Matillion uses the Extract-Load-Transform (ELT) approach to delivering quick results for a wide range of data processing purposes: everything from customer behavior analytics, financial analysis, and even reducing the cost of synthesizing DNA.
The Cloud Storage Load component presents an easy-to-use graphical interface, enabling you to connect to a file stored on a Cloud Storage Bucket and pull data from that file into BigQuery. This is very popular with our customers to load data stored in files into BigQuery and combine this data with data from additional external sources.
The connector is completely self-contained: no additional software installation is required. It’s within the scope of an ordinary Matillion license, so there is no additional cost for using the features.
In this example we will look at loading CSV files, containing flight data, stored on a Cloud Storage Bucket. We have one year’s worth of flights data per file.
Cloud Storage Load Component
In order to run the Cloud Storage Load Component, you first need to create a table in BigQuery. This is the table you will load the CSV file into. You then need to configure the Cloud Storage Load component. While this is not difficult, since Matillion prompts you for all the information, it can take some time, especially when dealing with a data set that spans a lot of columns. To save time and reduce human error you can use the Cloud Storage Load Generator in Matillion ETL for BigQuery.
Cloud Storage Load Generator
We recommend using the Cloud Storage Load Generator to quickly configure the necessary components (Cloud Storage Load Component and Create Table Component) to load the contents of the files into BigQuery. Simply select the Cloud Storage Load Generator from the ‘Tools’ folder and drag it onto the canvas. The Load Generator will pop up.
Select the ellipsis next to Cloud Storage URL Location and then pick the file you want to be loaded into BigQuery.
From the list of Cloud Storage Buckets, you need to select the correct bucket and sub-folder. Then you can select the file you want to load:
Back in the Load Generator, change the compression options in the drop-down and select the compression type for the file:
Matillion will automatically unzip Gzip and BZip2 files during the load.
Click the Get Sample button to prompt Matillion to connect into the file and sample the top 50 rows of data. Matillion will guess the file type and also the metadata for the file based on the sample shown in the Load Generator.
Here we can see Matillion has identified the file is a CSV file with a comma field delimiter and newline Record delimiter. Based on the sample of data, Matillion also identifies the top row is the header. Matillion will use this header, in addition to the data sample in order to identify the metadata for the table you are creating in BigQuery.

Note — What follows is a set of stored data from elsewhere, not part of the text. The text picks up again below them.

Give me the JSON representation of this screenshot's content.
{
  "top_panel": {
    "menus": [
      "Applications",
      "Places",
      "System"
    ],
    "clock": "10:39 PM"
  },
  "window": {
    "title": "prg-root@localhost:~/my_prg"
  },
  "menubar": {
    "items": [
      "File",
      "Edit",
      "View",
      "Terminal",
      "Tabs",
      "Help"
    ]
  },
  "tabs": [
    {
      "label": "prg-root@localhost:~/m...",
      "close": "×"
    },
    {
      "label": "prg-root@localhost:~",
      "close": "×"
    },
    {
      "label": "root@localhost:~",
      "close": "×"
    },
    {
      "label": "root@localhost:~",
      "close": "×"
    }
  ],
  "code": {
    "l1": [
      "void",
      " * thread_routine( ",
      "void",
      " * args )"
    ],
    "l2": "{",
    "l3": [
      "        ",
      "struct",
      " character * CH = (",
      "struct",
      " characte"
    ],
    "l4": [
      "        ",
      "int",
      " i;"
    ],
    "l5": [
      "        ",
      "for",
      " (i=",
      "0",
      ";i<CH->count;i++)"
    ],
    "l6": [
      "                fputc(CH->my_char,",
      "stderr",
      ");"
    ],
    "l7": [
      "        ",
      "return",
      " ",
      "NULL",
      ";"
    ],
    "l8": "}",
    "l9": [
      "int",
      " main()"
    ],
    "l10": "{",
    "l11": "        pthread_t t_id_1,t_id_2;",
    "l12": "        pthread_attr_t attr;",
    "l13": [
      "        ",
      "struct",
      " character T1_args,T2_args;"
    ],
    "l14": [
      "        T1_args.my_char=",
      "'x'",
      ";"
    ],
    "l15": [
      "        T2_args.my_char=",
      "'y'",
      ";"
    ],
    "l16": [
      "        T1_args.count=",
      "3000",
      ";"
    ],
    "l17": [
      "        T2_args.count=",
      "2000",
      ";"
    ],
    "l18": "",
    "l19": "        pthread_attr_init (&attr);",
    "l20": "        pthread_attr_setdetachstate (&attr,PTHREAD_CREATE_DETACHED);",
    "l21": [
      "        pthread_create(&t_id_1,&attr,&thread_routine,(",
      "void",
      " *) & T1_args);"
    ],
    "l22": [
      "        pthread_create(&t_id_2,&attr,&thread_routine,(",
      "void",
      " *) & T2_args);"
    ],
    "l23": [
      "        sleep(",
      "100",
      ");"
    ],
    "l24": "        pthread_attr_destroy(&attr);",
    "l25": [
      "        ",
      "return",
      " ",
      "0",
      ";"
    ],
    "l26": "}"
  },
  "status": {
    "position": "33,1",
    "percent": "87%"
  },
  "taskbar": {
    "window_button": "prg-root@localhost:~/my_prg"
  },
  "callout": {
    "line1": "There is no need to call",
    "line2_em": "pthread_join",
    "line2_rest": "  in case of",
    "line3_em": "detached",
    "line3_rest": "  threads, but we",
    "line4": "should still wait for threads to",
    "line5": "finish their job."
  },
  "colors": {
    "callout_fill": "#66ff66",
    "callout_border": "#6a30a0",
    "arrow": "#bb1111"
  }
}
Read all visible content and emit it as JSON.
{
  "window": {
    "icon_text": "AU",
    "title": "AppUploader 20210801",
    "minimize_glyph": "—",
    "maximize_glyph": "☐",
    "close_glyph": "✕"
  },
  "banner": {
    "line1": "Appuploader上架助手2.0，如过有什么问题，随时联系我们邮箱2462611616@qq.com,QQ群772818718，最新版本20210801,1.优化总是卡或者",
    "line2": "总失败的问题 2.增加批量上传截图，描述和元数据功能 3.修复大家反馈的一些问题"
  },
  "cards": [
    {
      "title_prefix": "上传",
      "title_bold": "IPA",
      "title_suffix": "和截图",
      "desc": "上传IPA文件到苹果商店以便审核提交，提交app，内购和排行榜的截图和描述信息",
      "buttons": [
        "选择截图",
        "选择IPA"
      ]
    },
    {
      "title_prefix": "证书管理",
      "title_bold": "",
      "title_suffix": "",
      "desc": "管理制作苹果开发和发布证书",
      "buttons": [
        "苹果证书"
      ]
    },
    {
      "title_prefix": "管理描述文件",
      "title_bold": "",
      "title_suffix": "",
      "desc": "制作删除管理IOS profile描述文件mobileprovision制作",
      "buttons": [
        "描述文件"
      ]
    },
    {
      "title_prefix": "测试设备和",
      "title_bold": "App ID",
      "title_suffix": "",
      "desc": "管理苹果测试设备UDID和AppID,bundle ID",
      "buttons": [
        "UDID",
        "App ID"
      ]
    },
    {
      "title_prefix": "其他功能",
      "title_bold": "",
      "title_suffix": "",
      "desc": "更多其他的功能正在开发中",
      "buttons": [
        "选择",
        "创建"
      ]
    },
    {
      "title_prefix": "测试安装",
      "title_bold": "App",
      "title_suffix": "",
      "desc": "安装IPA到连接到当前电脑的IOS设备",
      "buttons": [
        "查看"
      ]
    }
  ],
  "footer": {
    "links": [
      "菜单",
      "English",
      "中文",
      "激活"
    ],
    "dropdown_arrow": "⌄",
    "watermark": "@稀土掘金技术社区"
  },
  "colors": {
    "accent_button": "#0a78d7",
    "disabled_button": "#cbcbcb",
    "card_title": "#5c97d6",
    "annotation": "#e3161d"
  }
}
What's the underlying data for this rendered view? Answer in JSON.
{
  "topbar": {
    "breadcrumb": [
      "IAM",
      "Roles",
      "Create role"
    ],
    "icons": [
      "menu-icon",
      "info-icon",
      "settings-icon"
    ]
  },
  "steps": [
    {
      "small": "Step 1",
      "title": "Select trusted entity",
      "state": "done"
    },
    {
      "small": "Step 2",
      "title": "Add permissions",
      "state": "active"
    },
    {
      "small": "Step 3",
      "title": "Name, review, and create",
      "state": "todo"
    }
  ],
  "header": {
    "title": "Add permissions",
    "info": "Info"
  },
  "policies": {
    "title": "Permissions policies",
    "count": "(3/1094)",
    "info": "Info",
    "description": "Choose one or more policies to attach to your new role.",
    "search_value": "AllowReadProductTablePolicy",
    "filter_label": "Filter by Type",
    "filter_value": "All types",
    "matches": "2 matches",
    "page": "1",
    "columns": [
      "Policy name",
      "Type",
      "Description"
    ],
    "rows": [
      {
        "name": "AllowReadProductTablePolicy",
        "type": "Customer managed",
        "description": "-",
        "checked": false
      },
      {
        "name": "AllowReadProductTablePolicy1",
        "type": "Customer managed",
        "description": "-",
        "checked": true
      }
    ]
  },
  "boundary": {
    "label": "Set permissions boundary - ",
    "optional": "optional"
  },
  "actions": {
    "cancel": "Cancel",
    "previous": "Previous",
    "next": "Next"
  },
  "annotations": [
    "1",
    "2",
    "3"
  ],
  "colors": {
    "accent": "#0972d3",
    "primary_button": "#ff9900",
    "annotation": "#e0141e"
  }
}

If required, you can change any of these fields.
Click on the OK button and Matillion will generate the required components to load this data to BigQuery:
Running the Cloud Storage Load
Before you can run the components, you need to connect them to the Start component. This will mean the Create/Replace Table component will turn green. The Cloud Storage Load will remain red as it is relying on the table in the first component to exist. However, you can still run the job because the first component will create the table you need.
You can run the Orchestration job, either manually or by using the Scheduler, to query your data and bring it into BigQuery.
Cloud Storage URL Location
The Cloud Storage Load component supports wildcards. Rather than creating one component per file to load into BigQuery, you can change the Google Storage URL Location property to the first 2 digits followed by * as shown below:
When this is run it will then loop through all of the 20xx files and load them all into the same table in BigQuery. If you wanted to load all files within a bucket you could also use the * as the prefix.
Number of Errors Allowed
Another option our customers frequently use is the ‘Number of Errors Allowed’ property. You can use this to set the maximum number of individual parsing errors that cause the whole load to fail. These rows will either have columns with the incorrect metadata, e.g. a string where a date is expected or numbers which are too long or will not be in the format expected. By changing the ‘Number of Errors Allowed’ setting, values causing parsing errors will be substituted as null values.
Allow Jagged Rows
Finally, you have the option to accept rows that are missing trailing optional columns. The missing values are treated as nulls. If false, records with missing trailing columns are treated as bad records, and if there are too many bad records, an invalid error is returned in the job result. The default value is false. Only applicable to CSV, ignored for other formats.
Transforming the Data
Once you have brought the required data from Cloud Storage into BigQuery, you can use it in a Transformation job, perhaps to combine with existing data:
In this way, you can build out the rest of your downstream transformations and analysis, taking advantage of BigQuery’s power and scalability.